2. Object Oriented Programming



I understand that this is a controversial statement, but I do not believe that OOP is something important. I think this is a suitable paradigm for specific applications that need specific data structures, such as window systems, simulations, CAD systems. But I do not understand why it should be suitable for all programs.



I think that people in large companies love OOP, in part because it provides a lot of what looks like work. What, of course, can be represented as, say, a list of integers, can now be represented as a class with all kinds of scaffolding, with noise and bustle.



Another attractive feature of OOP is that methods give you a certain effect of first-class functions. But this is not news for Lisp programmers. When you have real functions of the first class, you can simply use them in any way that corresponds to the task, instead of pushing everything into a template from classes and methods.

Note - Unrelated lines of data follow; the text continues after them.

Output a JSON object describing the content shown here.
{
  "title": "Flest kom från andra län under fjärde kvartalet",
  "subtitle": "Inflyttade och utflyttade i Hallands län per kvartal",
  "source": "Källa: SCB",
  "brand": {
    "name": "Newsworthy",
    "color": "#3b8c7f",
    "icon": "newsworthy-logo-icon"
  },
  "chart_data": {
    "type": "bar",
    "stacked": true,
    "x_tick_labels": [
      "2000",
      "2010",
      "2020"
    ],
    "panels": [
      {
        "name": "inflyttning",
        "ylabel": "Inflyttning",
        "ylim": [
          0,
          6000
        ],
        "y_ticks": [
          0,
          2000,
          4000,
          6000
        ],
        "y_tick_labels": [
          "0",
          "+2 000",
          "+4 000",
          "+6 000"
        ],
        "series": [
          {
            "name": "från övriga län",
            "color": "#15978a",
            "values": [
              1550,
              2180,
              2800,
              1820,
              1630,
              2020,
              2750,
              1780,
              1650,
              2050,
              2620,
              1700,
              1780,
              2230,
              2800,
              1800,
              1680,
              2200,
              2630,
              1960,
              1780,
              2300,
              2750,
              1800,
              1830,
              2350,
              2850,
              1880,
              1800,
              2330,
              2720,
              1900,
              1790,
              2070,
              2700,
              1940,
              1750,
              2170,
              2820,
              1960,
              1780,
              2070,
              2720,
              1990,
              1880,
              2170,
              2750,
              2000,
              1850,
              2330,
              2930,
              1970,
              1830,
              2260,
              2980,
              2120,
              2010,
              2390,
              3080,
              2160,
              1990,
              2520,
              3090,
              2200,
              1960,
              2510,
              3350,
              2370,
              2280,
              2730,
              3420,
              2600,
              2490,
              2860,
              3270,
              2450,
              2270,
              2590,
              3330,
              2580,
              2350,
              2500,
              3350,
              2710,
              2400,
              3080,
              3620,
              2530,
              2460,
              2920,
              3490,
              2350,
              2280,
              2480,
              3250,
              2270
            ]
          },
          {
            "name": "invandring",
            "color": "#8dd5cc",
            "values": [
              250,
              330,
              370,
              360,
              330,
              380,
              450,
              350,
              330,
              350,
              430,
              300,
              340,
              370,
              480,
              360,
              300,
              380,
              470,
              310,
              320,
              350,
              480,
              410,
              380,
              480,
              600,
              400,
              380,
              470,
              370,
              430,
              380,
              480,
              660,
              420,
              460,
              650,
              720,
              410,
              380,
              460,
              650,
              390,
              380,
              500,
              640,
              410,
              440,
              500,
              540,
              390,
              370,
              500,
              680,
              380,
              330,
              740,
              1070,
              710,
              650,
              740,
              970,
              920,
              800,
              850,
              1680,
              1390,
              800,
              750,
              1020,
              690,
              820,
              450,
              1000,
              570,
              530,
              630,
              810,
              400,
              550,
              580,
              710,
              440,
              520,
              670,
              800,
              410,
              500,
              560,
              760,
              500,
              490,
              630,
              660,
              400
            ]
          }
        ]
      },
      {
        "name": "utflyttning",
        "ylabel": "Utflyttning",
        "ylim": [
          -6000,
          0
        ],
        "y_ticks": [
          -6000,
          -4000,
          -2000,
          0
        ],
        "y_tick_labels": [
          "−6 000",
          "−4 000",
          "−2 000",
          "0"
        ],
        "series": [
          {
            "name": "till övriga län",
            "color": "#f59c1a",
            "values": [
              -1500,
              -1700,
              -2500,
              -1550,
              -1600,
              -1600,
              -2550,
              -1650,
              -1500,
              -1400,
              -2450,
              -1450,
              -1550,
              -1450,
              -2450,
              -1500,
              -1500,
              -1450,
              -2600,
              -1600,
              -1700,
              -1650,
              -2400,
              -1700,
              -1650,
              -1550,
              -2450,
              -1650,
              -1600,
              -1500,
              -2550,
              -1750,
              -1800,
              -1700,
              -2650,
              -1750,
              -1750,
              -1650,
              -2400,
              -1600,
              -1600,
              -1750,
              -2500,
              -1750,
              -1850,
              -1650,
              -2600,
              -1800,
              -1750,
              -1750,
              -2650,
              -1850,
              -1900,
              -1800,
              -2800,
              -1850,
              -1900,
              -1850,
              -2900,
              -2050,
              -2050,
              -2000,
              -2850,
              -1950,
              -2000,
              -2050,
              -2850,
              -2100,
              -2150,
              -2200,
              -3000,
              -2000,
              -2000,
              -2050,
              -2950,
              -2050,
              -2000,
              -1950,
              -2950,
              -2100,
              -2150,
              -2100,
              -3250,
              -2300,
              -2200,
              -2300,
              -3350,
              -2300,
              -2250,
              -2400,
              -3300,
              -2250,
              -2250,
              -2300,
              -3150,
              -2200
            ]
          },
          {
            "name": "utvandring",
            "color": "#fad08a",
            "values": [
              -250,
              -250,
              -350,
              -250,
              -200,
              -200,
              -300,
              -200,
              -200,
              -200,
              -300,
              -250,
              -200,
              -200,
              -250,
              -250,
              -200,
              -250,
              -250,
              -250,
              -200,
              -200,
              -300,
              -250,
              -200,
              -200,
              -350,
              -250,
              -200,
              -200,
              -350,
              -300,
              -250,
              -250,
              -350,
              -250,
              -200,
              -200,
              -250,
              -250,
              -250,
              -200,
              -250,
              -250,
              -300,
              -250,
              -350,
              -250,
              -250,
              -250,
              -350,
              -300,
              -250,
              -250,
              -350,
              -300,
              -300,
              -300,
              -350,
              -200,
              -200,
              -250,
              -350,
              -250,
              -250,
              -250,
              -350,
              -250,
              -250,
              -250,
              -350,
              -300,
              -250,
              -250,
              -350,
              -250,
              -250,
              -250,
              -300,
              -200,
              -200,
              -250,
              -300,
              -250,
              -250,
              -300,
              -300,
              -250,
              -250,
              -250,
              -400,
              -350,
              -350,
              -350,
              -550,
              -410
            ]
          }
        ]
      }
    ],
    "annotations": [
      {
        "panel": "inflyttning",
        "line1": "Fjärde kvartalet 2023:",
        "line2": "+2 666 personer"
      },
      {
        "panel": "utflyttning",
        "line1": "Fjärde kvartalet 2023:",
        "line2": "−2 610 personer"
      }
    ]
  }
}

I think this means for language design that you should not embed OOP too deeply into it. Maybe the answer is to offer more general, fundamental things, and allow people to design any object systems in the form of libraries.



3. Design by committee



If your language is being drafted by a committee, then you are trapped, and not only for reasons that everyone knows. Everyone knows that committees tend to create a lumpy, inconsistent language design. But I think that the big danger is that they do not take risks. When one person is at the head, he takes risks that the committee will never agree to take on.



Does it take risks to create a good language? Many people may suspect that designing a language is where you should stay pretty close to traditional wisdom. I bet it's not like that. In everything else that people do, reward is proportional to risk. So why should language design be any different?